Her first job was at a Canton frame shop. “They had to keep me in the back because I was an embarrassment,” she says. She cut glass and matboard—and quickly reorganized their cutting system to eliminate waste. “You didn’t waste stuff in East Germany. They asked me, ‘What did you do?’ I said, ‘I used my brain.’”

 

Close up of the fireplace tile

Fireplace detail. | Gregory Anderson

Eventually, she enrolled at U-M, auditing classes at first. “I took phonetic notes. At night I was reading them to my husband—‘What did she say?’”

A B-plus on her first paper wasn’t good enough. “I was like, ‘B-plus? I need As—because next semester I need a scholarship.’” She earned a bachelor’s in art history with highest honors, followed by two master’s degrees despite what she calls “the worst GRE scores ever admitted.”

For three decades she taught art history, religion, and humanities at Washtenaw Community College.

Her husband, David Goldberg, a retired WCC math instructor, contributes his own handmade pottery—mugs, bowls, and vases—to the shelves. Together, they’ve built a home shaped by thought and touch.

 

Close up of tile mural

Mural detail. | Gregory Anderson

The tile work began with a practical problem: a kitchen floor that needed replacing. “I had just been in Arizona where they have so many tile floors—all that Southwest style,” she recalls. “I said, ‘I’m going to do that.’” Then she stopped herself. “Come on, I’m an art historian! Are you stupid? You work with materials that are local, right?”

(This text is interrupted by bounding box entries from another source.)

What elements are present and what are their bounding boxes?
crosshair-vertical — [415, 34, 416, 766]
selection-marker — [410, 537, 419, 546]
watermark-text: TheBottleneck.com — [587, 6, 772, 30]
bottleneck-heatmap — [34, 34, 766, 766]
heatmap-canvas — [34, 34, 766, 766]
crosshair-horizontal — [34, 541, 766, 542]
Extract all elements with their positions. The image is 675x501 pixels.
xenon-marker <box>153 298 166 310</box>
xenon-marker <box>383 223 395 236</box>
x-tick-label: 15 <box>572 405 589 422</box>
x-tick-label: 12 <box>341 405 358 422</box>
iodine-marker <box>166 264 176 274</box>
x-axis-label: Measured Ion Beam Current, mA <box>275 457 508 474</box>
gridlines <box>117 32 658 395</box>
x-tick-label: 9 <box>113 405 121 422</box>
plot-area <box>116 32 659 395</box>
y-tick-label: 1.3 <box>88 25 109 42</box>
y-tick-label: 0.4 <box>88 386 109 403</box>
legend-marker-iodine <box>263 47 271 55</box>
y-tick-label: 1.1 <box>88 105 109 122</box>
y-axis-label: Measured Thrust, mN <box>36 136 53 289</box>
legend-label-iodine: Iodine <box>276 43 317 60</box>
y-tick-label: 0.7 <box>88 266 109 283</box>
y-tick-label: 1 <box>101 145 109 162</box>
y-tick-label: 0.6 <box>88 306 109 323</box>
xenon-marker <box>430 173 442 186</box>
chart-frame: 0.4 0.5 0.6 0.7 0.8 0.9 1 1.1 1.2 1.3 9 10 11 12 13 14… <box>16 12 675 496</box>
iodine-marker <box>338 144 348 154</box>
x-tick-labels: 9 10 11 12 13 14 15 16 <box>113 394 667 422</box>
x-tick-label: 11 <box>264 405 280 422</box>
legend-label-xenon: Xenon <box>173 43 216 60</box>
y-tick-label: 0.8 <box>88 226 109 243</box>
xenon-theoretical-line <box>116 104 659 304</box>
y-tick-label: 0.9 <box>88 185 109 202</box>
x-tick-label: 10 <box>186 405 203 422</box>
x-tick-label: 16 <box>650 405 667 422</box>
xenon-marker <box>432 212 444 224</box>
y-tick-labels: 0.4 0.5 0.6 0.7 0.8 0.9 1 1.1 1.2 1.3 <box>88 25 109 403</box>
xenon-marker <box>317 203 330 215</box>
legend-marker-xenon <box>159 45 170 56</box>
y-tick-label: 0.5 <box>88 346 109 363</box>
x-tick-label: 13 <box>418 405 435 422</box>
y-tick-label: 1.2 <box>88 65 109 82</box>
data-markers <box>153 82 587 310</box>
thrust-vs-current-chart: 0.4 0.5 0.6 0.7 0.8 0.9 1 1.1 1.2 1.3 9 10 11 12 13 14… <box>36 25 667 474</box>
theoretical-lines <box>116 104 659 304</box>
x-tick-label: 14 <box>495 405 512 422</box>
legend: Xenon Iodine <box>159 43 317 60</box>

Around the same time, her friend Celibeth Donnelly—who had started at Motawi as a bulb glazer and later became production manager—was downsizing. “She said, ‘I have two boxes of vintage tiles you’ll find nowhere else.’ So I bought them by weight.”

Those boxes led her to Motawi’s Boneyard, where she became a regular. “In the beginning, I came every week for a box. They’re gone by Saturday,” she says. “You have to be close by. You can’t do this online.”

That commitment to sourcing locally places her in a long Michigan ceramics lineage that includes Pewabic Pottery in Detroit—where Motawi first learned tilemaking more than thirty years ago. “It’s that same idea,” Thoburn says. “You work with what’s around you. You go to the studio, you see what’s possible.”

 

Elisabeth Thoburn

The artist in her home. | Gregory Anderson

By the time coffee is poured, the house feels alive—part studio, part gallery, part memoir. Thoburn raises her cup toward Motawi. “Without you, I couldn’t have done any of this.”

“I’m in love with what you’ve done,” Motawi replies.

The rooms remain dim, the light thin and slow-moving; the few iridescent tiles gather what brightness they can and seem to amplify it.

“I just hope when we sell this house—if we have to sell this house—whoever buys it buys it for the tiles and not despite them.”

For a woman once told she wasn’t allowed to study, every surface now speaks in her chosen language. In Thoburn’s house, the fragments have found their place.